Other imperatives should, however, deter SE from trying. You know -- like having a biosphere that works, so we can live in the brave new world, once we arrive. Or deter it from speculating, which is what it's doing currently, with all the rest of us putting up the stakes.

* Just to try to put in some context the urgency of this.

by Denis Tegg on November 04, 2010
Denis Tegg

Aah yes ...Chris Baker the lobbyist the gift that keeps on giving.... and giving.

Only 2 weeks ago Straterra responded to the NZ Parliament report "The Next Oil Shock" by suggesting NZ was "cushioned from oil shocks".

I had some fun dissecting that proposition here.

by Claire Browning on November 04, 2010
Claire Browning

Nicely filleted.

As I'd just finished saying to someone else: Chris is a master at telling only half of the story, getting the other half wrong, and immolating straw men ... but that don't stop him trying.

I guess he figures history shows convenient untruths seem to be about all it takes, to win climate wars.

[PS. I was reading that report this morning, btw, wholly coincidentally. That's a post for another day.]

by Denis Tegg on November 04, 2010
Denis Tegg

It's great that you are intending to post on the Oil Shock report. As with the lignite issue what is missing is any robust debate.

Politicians avoid the oil shock subject like the plague, and I continue to be astounded at how little attention is being paid to this issue by our mainstream media. What I wonder could be more newsworthy than a predictable and imminent event which could force the much of World's, and NZ's economy into a series of recessions?
I have assembled a summary of reports on oil depletion from credible international organisations.  The hyperlinks may be of help in researching the subject.

by Save Happy Valley on November 04, 2010
Save Happy Valley

The ironic thing is Solid Energy could transition into a clean energy company and make clean fuel: it owns Biodiesel NZ, our largest biofuel company.

How much longer will Dr Don Elder be the CEO of Solid Energy and would a new CEO be prepared to change direction? or a new government issue a directive, forcing it to?
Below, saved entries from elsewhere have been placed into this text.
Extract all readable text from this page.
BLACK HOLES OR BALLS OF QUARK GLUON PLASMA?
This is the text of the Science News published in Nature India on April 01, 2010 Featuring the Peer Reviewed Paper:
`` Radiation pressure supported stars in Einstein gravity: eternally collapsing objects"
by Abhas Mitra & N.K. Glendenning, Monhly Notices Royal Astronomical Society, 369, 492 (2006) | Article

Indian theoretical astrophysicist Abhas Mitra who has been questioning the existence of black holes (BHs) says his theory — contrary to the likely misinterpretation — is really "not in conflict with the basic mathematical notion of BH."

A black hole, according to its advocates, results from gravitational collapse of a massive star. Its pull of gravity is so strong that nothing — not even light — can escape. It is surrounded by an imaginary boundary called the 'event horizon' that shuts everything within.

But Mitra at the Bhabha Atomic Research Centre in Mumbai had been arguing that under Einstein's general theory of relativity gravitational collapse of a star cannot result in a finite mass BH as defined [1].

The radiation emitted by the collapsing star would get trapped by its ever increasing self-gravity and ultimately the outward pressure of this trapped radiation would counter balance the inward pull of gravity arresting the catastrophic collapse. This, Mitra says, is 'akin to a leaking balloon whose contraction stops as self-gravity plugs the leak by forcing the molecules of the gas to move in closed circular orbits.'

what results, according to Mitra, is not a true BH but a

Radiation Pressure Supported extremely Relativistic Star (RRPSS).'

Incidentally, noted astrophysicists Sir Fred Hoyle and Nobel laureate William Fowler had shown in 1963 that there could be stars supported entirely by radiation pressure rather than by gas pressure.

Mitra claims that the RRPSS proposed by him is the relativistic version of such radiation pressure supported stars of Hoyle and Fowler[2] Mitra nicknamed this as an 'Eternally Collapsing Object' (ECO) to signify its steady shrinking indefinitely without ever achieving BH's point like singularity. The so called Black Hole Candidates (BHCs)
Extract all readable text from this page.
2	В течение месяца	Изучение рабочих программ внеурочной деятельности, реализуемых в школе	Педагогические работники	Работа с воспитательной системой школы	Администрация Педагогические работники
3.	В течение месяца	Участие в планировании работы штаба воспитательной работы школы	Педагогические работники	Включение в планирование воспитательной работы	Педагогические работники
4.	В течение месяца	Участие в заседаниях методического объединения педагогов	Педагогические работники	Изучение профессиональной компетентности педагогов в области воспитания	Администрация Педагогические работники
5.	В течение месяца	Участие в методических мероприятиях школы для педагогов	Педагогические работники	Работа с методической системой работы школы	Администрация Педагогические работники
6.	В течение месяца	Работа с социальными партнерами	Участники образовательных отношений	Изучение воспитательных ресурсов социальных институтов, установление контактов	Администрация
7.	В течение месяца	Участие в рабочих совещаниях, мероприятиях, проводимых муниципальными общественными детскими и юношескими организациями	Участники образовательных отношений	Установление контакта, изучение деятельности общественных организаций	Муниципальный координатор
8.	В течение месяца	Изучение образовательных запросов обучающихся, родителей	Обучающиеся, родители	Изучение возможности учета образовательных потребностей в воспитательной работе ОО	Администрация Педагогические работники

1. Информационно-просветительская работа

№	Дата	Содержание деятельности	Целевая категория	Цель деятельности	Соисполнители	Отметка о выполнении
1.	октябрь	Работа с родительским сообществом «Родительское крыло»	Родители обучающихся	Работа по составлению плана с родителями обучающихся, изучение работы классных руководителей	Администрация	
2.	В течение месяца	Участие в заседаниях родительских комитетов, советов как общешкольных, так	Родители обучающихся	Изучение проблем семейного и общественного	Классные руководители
by Claire Browning on November 05, 2010
Claire Browning

Thanks, Denis. I didn't know about your blog before, but I'm really looking forward to having a hunt around on it. Thanks.

SHV, if you have a look at Solid Energy's annual report, you'll see that is their new narrative. They would argue, I suppose, that it wouldn't be a change in direction; they're evolving that way anyway.

They want to try to squeeze lignite into that category.

I, and others, think the lignite part is expedient and dangerous nonsense; and am sceptical about how much of the new narrative is greenwash. However, they have recognised the opportunity.

If I understand correctly, they're also saying that a coal to crude oil (to diesel) facility could equally be a biomass to diesel facility. I blogged about that here.

by Claire Browning on November 05, 2010
Claire Browning

There’s an agreement securing exclusive NZ rights to coal to crude oil technology.

I got that from the annual report. I was referring to the IER agreement. It's already out of date, although work is continuing. Hat tip: Denis.

by Save Happy Valley on November 08, 2010
Save Happy Valley

If you look at the funding priorities of Solid Energy though it is a coal and Lignite company, with a tiny bit of clean energy on the side. If they dropped Lignite and invested in renewable energy as their focus, it would be a change in direction. Maybe a new CEO is needed for that to happen.